Teresa od Jezusa (Teresa de Cepeda y Ahumada)
Rozdział 3
Dalszy ciąg tego, o czym mówiła w
rozdziale pierwszym, a także, jako siostry
ustawicznie powinny modlić się za tych, którzy
walczą w obronie Kościoła.
1. Wracam do głównego celu, w
jakim nas Pan tu zgromadził i dla którego
najgoręcej pragnę, byśmy wedle słabych sił naszych
coś zdziałać mogły na pocieszenie Boskiego
Majestatu Jego. Otóż, wobec tych strasznych
spustoszeń, jakie wszędzie czynią heretycy; wobec
tego wielkiego pożaru, coraz dalej się szerzącego,
którego żadna siła ludzka ugasić nie zdoła, (choć
próbowano, ale daremnie, wstępnym bojem i siłą
oręża poskromić te niecne rozruchy), tak, zdaje mi
się, należy postępować, jak się to zwykło czynić
czasu wojny, gdy przemagające siły nieprzyjaciela
cały kraj zaleją. Wtedy król czy wódz, widząc
siebie zewsząd zagrożonym i ściśnionym, z wyborem
samych dzielnych i walecznych wojowników, których
jedna garstka więcej dokazać zdoła, niż całe
zastępy żołnierzy licznych, ale niemężnych, chroni
się do twierdzy i obwarowawszy ją, raz po raz
czyni z niej na nieprzyjaciela podjazdy i
wycieczki. Zdarza się nieraz, że tym sposobem
odniesie zwycięstwo; a chociażby nie zwyciężył,
przynajmniej nie będzie zwyciężony, bo wśród
załogi nie ma zdrajców, sami w niej wybrani i
doświadczeni żołnierze, więc twierdzy
nieprzyjaciel nie zdobędzie, chyba głodem. Ale w
tej twierdzy, którą mam na myśli, w Kościele
świętym, nie ma takiego głodu, który by zdołał
zmusić załogę do poddania się; obrońcy jej umrzeć
mogą, zwyciężonymi być nie mogą.
2. Do czego zmierza to
porównanie? Do tego, byście zrozumiały, siostry
moje, co powinno być głównym przedmiotem naszych
modlitw: o to przede wszystkim powinnyśmy prosić
Pana, by w tej małej twierdzy, to jest w gromadce
dobrych chrześcijan, ilu ich jeszcze pozostało,
nie znalazł się żaden zdrajca, ale by Pan boską
obroną swoją zachował ich wszystkich w wierze, a
wodzom tej warowni czy tego miasta, to jest
kaznodziejom i teologom, by dawał przykładem
mężnej stałości i wysokiej świętości przodować nam
wszystkim na drodze Bożej. Ponieważ zaś są to po
większej części zakonnicy, by użyczał im łaski
coraz wyższego postępu w duchu powołania swego i
doskonałości zakonnej. Tego nam koniecznie
potrzeba, bo jak już mówiłam, nie świeckim orężem,
jeno duchowym ma się toczyć ta walka. Co do nas,
gdy niczym innym nie jesteśmy zdolne popierać
sprawy Boskiego naszego Króla, starajmyż się,
byśmy przynajmniej modlitwą zdołały nieść pomoc
tym sługom Bożym, którzy z taką pracą i trudem,
nauką i życiem świątobliwym obwarowali się i
uzbroili do walki i z takim męstwem i poświęceniem
siebie potykają się w obronie Pana swego.

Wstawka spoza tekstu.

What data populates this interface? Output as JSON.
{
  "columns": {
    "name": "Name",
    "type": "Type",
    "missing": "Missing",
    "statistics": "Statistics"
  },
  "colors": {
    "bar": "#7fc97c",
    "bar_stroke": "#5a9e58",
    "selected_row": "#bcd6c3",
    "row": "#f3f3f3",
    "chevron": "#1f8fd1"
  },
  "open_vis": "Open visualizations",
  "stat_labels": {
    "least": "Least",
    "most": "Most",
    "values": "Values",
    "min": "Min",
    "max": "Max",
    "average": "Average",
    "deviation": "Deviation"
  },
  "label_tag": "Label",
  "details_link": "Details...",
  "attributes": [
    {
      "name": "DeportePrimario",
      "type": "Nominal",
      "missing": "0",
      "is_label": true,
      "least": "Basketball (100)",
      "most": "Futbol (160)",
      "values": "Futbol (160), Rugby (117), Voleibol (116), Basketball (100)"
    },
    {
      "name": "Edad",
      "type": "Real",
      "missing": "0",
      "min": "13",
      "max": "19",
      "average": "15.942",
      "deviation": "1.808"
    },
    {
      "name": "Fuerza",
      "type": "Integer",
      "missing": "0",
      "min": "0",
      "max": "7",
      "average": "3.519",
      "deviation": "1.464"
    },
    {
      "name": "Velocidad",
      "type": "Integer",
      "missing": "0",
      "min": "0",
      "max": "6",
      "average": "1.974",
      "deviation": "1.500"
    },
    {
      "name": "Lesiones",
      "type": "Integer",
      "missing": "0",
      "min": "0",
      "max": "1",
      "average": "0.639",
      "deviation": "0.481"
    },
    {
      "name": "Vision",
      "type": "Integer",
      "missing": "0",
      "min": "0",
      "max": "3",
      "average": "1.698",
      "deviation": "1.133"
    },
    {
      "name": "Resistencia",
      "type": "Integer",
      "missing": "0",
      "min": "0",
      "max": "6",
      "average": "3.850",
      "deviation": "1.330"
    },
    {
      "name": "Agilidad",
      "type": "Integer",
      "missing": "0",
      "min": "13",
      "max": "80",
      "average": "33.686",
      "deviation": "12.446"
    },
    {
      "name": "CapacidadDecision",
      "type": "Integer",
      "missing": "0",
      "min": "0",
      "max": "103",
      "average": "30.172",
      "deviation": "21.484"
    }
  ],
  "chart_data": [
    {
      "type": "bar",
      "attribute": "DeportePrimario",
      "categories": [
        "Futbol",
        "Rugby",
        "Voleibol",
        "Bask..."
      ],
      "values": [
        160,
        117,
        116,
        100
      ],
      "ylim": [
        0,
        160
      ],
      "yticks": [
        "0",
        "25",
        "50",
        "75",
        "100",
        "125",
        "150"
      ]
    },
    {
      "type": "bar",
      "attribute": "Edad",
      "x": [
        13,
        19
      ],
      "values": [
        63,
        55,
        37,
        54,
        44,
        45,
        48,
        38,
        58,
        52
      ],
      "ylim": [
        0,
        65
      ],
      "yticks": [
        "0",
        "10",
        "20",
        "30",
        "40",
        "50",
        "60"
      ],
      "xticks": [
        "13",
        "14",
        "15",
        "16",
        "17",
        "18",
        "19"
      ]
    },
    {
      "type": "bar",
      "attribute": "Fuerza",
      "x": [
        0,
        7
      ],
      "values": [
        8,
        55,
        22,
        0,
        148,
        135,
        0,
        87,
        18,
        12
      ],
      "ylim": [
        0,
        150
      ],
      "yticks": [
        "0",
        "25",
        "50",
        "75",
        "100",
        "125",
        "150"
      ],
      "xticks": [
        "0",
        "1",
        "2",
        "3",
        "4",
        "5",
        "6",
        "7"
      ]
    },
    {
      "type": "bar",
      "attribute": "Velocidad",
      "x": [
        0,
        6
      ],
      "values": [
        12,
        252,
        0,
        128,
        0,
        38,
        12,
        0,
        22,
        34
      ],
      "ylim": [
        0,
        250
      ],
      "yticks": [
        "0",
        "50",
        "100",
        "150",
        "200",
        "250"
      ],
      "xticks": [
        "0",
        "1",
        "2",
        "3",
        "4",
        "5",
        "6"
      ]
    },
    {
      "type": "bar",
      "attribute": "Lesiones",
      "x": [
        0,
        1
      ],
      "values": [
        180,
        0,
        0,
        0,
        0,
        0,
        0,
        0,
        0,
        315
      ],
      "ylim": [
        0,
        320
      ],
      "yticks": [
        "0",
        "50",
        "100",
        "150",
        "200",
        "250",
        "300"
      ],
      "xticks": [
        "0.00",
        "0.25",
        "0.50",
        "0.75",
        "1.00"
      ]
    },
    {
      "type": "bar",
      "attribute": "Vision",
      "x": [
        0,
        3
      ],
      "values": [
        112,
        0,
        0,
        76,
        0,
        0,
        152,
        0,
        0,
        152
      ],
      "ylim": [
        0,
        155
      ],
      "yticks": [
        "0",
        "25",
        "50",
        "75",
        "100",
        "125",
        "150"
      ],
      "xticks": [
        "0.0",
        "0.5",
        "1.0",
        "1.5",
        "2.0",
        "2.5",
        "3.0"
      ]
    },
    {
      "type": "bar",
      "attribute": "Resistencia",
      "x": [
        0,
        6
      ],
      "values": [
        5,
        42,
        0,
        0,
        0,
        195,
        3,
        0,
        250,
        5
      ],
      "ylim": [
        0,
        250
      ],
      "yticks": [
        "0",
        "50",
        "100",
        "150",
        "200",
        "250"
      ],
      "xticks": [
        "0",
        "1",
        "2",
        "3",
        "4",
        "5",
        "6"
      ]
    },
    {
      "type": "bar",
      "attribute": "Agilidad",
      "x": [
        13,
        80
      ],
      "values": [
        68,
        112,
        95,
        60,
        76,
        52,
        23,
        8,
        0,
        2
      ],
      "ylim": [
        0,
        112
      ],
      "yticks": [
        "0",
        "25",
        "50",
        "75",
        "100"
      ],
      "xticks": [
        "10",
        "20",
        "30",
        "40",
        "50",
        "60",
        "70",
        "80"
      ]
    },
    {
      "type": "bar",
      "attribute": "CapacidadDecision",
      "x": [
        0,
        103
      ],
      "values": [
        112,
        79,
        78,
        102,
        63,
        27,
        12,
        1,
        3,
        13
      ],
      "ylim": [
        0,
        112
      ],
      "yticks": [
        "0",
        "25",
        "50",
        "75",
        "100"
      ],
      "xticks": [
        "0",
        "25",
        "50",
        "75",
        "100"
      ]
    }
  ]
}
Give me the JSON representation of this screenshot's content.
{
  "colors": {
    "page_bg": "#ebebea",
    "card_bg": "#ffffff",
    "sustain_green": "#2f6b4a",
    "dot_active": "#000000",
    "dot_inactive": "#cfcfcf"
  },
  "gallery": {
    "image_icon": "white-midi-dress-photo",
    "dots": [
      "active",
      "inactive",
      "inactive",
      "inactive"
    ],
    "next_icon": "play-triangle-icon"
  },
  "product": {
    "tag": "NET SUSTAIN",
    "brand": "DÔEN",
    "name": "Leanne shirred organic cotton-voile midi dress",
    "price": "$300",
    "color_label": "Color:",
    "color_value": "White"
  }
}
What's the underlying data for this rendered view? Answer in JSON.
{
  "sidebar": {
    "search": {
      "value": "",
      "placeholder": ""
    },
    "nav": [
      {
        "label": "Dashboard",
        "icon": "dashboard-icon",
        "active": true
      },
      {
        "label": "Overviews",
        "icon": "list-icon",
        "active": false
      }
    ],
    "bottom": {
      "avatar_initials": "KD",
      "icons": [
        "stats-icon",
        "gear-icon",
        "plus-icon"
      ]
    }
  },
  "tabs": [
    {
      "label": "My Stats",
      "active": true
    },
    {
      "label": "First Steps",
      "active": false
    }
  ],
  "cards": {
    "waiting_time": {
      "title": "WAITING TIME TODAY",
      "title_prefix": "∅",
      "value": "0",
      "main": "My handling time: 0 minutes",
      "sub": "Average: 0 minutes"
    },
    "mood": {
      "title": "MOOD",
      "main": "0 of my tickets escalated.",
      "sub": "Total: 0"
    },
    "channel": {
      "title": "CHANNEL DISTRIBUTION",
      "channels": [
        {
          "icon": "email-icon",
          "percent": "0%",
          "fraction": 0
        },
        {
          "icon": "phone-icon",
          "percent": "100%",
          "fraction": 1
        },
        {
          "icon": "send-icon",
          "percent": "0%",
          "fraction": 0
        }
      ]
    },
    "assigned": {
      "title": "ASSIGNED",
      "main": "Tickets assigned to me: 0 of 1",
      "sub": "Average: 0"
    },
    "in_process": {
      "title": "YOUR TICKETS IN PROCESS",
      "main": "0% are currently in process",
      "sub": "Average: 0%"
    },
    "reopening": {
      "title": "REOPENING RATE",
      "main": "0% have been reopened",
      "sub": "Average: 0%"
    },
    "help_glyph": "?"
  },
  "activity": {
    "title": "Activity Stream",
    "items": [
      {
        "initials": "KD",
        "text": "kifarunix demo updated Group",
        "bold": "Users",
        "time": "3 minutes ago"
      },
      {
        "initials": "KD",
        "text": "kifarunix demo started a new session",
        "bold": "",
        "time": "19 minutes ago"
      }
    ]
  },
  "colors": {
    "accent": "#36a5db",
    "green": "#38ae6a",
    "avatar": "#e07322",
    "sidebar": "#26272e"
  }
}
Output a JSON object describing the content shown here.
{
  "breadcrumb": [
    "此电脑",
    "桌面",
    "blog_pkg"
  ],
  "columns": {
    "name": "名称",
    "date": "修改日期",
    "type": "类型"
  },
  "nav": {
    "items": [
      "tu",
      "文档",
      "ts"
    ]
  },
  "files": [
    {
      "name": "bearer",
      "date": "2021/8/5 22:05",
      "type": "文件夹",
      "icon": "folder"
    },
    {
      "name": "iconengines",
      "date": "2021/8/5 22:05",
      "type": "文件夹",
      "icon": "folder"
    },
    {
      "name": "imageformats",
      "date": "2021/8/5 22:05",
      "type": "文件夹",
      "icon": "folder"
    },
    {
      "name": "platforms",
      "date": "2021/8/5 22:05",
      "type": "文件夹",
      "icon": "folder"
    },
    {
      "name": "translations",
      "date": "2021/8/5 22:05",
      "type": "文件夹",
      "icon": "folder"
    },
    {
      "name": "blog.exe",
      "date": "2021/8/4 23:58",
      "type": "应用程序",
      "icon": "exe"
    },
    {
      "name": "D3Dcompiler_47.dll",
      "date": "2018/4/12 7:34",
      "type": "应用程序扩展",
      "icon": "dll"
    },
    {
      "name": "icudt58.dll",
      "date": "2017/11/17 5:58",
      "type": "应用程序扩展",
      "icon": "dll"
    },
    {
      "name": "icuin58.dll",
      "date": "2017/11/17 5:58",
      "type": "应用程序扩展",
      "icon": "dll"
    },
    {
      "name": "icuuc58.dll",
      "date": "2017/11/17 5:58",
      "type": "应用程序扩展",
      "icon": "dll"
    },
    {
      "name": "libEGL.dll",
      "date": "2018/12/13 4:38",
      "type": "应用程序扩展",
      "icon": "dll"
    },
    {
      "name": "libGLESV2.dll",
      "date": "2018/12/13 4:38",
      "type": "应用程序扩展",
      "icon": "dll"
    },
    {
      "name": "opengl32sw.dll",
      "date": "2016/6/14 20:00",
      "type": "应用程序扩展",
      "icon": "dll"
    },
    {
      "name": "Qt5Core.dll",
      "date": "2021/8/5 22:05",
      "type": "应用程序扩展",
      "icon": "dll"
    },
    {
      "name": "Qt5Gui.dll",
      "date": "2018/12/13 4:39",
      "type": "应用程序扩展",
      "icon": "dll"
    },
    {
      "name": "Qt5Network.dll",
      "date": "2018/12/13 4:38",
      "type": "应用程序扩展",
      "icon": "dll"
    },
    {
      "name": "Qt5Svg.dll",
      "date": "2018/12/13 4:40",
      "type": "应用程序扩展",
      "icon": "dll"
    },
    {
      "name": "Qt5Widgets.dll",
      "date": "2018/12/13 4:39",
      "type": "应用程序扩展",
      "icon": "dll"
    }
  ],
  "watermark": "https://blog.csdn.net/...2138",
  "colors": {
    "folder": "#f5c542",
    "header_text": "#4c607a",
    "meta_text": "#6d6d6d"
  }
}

3. Dziwicie się może, dlaczego
z taką usilnością na to nalegam i tak mocno wam
zalecam tę powinność naszą, byśmy się modliły za
tymi mężami Bożymi i wspomagały ich, choć lepsi są
od nas. Wyjaśnię wam to, bo pewnie nie
zrozumiałyście jeszcze w zupełności, jak bardzo
jesteście obowiązane Bogu za tę łaskę, że was
wprowadził na to miejsce, kędy żyjecie swobodne od
wszelkich spraw i kłopotów ziemskich i sposobności
do grzechu i stosunków ze światem. Jest to łaska i
dobrodziejstwo nieocenione. A tym, o których
mówię, nie jest dano cieszyć się podobnym
szczęściem, owszem, źle byłoby, gdyby go używali,
zwłaszcza w takich czasach jak obecne. Oni
postanowieni są na to, by umacniali słabych i
ducha dodawali maluczkim, bo cóż by poczęli
żołnierze bez wodzów? Oni z urzędu swego winni żyć
wpośród ludzi i z ludźmi obcować i bywać na
dworach książęcych, nieraz i w zewnętrznym
zachowaniu stosować się do obyczajów światowych.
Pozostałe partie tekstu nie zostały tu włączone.